Oh, man. I taught English and History for sixth and eighth-graders and I always told them that the people who we conceive as bad from history, thought they were doing the right thing at that time. I think this is such a wonderful and refreshing message to have in a kid’s movie. We are sitting here talking in Washington D.C. and D.C. is heavily featured in the film. Talk me through the animation process of creating Washington DC.
N.B.: When we first started the film, we decided instead of just guessing what D.C. really is, we decided to come down here. We spent a couple of days just walking around, getting, not just a feel for the landmarks, like actually experiencing them and just also just the people and the entire geography of the entire place, going to the spy museum. It really is so important to do our research because with this movie we didn’t want it to be a spoof. We didn’t want it to be a cartoon. You know, we’re turning a man into a pigeon, which is ridiculous as it is. So we really wanted to have a grounding to our universe and you know, while we were down here we thought it be really cool to set this spy agency underneath the reflecting pool. My kids actually asked me after the movie, “Is there really something under there?”

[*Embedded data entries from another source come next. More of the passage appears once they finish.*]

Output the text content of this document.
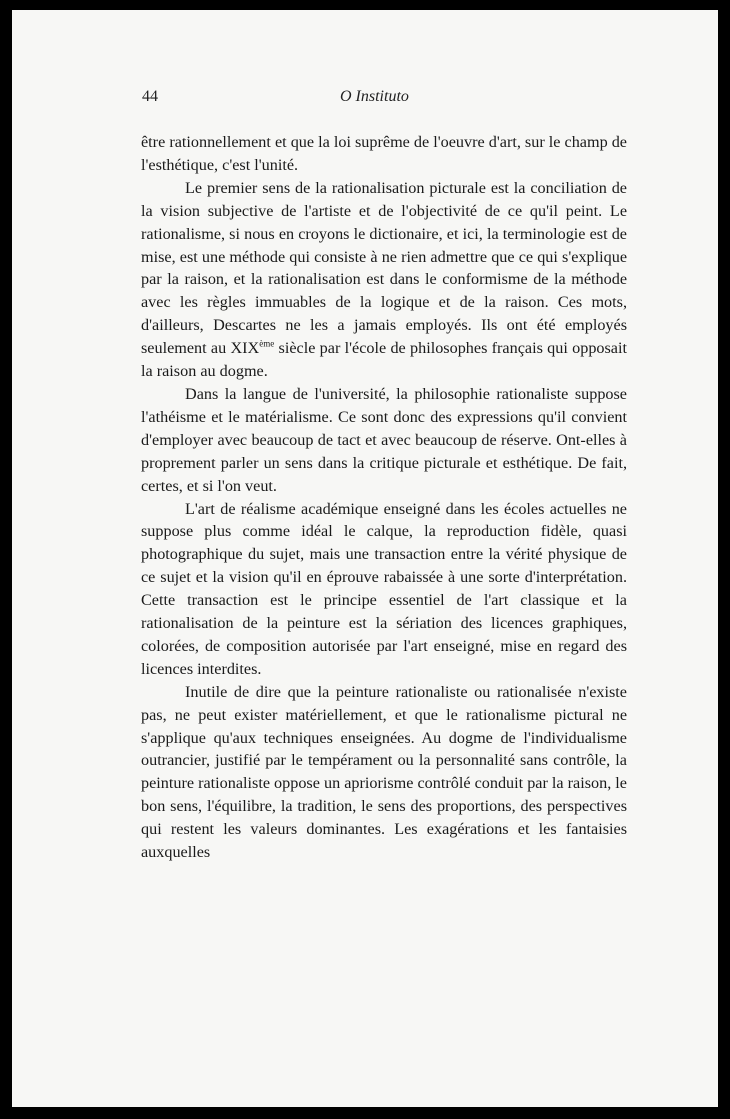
44	O Instituto

être rationnellement et que la loi suprême de l'oeuvre d'art, sur le champ de l'esthétique, c'est l'unité.

Le premier sens de la rationalisation picturale est la conciliation de la vision subjective de l'artiste et de l'objectivité de ce qu'il peint. Le rationalisme, si nous en croyons le dictionaire, et ici, la terminologie est de mise, est une méthode qui consiste à ne rien admettre que ce qui s'explique par la raison, et la rationalisation est dans le conformisme de la méthode avec les règles immuables de la logique et de la raison. Ces mots, d'ailleurs, Descartes ne les a jamais employés. Ils ont été employés seulement au XIXème siècle par l'école de philosophes français qui opposait la raison au dogme.

Dans la langue de l'université, la philosophie rationaliste suppose l'athéisme et le matérialisme. Ce sont donc des expressions qu'il convient d'employer avec beaucoup de tact et avec beaucoup de réserve. Ont-elles à proprement parler un sens dans la critique picturale et esthétique. De fait, certes, et si l'on veut.

L'art de réalisme académique enseigné dans les écoles actuelles ne suppose plus comme idéal le calque, la reproduction fidèle, quasi photographique du sujet, mais une transaction entre la vérité physique de ce sujet et la vision qu'il en éprouve rabaissée à une sorte d'interprétation. Cette transaction est le principe essentiel de l'art classique et la rationalisation de la peinture est la sériation des licences graphiques, colorées, de composition autorisée par l'art enseigné, mise en regard des licences interdites.

Inutile de dire que la peinture rationaliste ou rationalisée n'existe pas, ne peut exister matériellement, et que le rationalisme pictural ne s'applique qu'aux techniques enseignées. Au dogme de l'individualisme outrancier, justifié par le tempérament ou la personnalité sans contrôle, la peinture rationaliste oppose un apriorisme contrôlé conduit par la raison, le bon sens, l'équilibre, la tradition, le sens des proportions, des perspectives qui restent les valeurs dominantes. Les exagérations et les fantaisies auxquelles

T.Q.: The hidden in plain sight, which the idea of the pigeon, right? Like is that a pigeon? Is that a spy? Is that just the reflecting pool? It really was finding all those details, the fire hydrants and the light posts and making sure that it felt unique. And same with Venice, because we didn’t want to just say, “All right, we create a city and this is D.C. And now we’re going to change all the signs to Italian and now its Venice.” We want to make sure that they each had a personality and a character, cause that’s the fun of these spy movies. You feel like you’re going somewhere different. You feel the personality and the character of the environment as much as the characters within it.
The one thing you’ve got wrong was the traffic, the traffic’s awful here.
N.B.: I know! It’s hard to have a car chase with traffic so we cleared out the streets.
If it was realistic the spies would just be bumper to bumper for two hours, and no one wants to watch that.
T.Q.: It would just be a pigeon running on the street!